The semiconductor wafer with an off-angle of the present invention has the following excellent effects.

(1) The yield and productivity during wafer processing have been drastically improved, and it has become possible to deal with mass-produced wafers.

(2) When a semiconductor device is manufactured by using the semiconductor wafer with an off-angle of the present invention, the mask alignment accuracy in printing the photoresist pattern can be greatly improved, whereby the semiconductor device can be manufactured. Quality, reliability, yield, productivity, etc. can be significantly improved.

(3) Further, fine processing can be performed more than before, thereby improving the concentration of semiconductor chips.

[Brief description of the drawings]

FIG. 1 is a first view of a semiconductor wafer with an off-angle according to the present invention.
It is the top view which showed the Example.

FIG. 2 is a second view of a semiconductor wafer with an off-angle according to the present invention;
It is the top view which showed the Example.

FIG. 3 is an explanatory front view showing a state in which a GaAs slice wafer with an off-angle is cut out from a GaAs semiconductor single crystal ingot.

FIG. 4 is a plan view showing a semiconductor wafer of Conventional Example 1.

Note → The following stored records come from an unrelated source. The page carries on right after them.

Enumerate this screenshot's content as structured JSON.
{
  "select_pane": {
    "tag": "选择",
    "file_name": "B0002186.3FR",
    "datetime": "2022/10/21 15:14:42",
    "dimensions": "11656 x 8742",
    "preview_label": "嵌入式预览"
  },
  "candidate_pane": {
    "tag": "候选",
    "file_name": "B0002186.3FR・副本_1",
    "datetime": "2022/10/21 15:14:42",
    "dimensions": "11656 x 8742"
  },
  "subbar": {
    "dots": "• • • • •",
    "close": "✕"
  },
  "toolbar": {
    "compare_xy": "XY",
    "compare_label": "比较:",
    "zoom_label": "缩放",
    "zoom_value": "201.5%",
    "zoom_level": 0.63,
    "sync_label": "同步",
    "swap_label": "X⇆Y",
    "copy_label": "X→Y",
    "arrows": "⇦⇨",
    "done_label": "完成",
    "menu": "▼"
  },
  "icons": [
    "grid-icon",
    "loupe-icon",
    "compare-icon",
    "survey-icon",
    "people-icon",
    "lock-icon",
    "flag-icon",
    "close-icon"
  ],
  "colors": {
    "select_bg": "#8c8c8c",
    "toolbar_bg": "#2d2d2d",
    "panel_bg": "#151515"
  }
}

FIG. 5 is an enlarged vertical cross-sectional view of the semiconductor wafer of Conventional Example 1 in which the circumferential portion is chamfered, when the semiconductor wafer is cut from the chamfered circumferential portion to the OF portion.

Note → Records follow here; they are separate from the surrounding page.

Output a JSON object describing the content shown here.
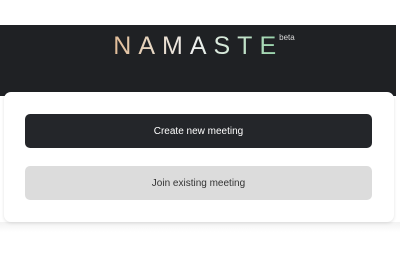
{
  "brand": {
    "name": "NAMASTE",
    "badge": "beta"
  },
  "actions": {
    "create_label": "Create new meeting",
    "join_label": "Join existing meeting"
  },
  "colors": {
    "header_bg": "#1f2124",
    "primary_button": "#24262a",
    "secondary_button": "#dcdcdc"
  }
}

FIG. 6 shows a plan view of a semiconductor wafer of Conventional Example 2.

FIG. 7 shows a semiconductor wafer of Conventional Example 2 which is OF
FIG. 2 is an enlarged vertical sectional view partially cut away when cut across a portion.

FIG. 8 is a plan view showing a semiconductor wafer with an off-angle of Conventional Example 3.

FIG. 9 is a partially enlarged cross-sectional view of a semiconductor wafer with an off-angle according to Conventional Example 3.

[Explanation of symbols]

 DESCRIPTION OF SYMBOLS 1 Conventional example 1 Semiconductor wafer 2 Circumferential part 2-1 Chamfering peripheral part 3 Orientation flat part 4 Index flat part 21 Conventional example 2 Semiconductor wafer 22 Circular part 23 Orientation flat part 24 Index flat part 31 Conventional example 3 off Semiconductor wafer with angle 32 Circumferential part 33 Orientation flat part 34 Index flat part 40 GaAs semiconductor single crystal ingot 41 Semiconductor wafer with one off angle 42 Circular part 43 Orientation flat part 44 Index flat part 51 Semiconductor with two off angle according to the present invention Wafer 52 Circular part 53 Orientation flat part 54 Index flat part

Claims (2)

[Claims] An off-angle semiconductor wafer having a crystal plane orientation inclined at an arbitrary angle from a (100) plane,
The off-angled semiconductor wafer is provided with an orientation flat portion or an index flat portion which is flat in a direction parallel to a direction inclined at an arbitrary angle from the (100) plane with respect to the (100) plane. Semiconductor wafer. 2. The semiconductor wafer with an off-angle according to claim 1, wherein the orientation flat portion or the index flat portion is cleaved.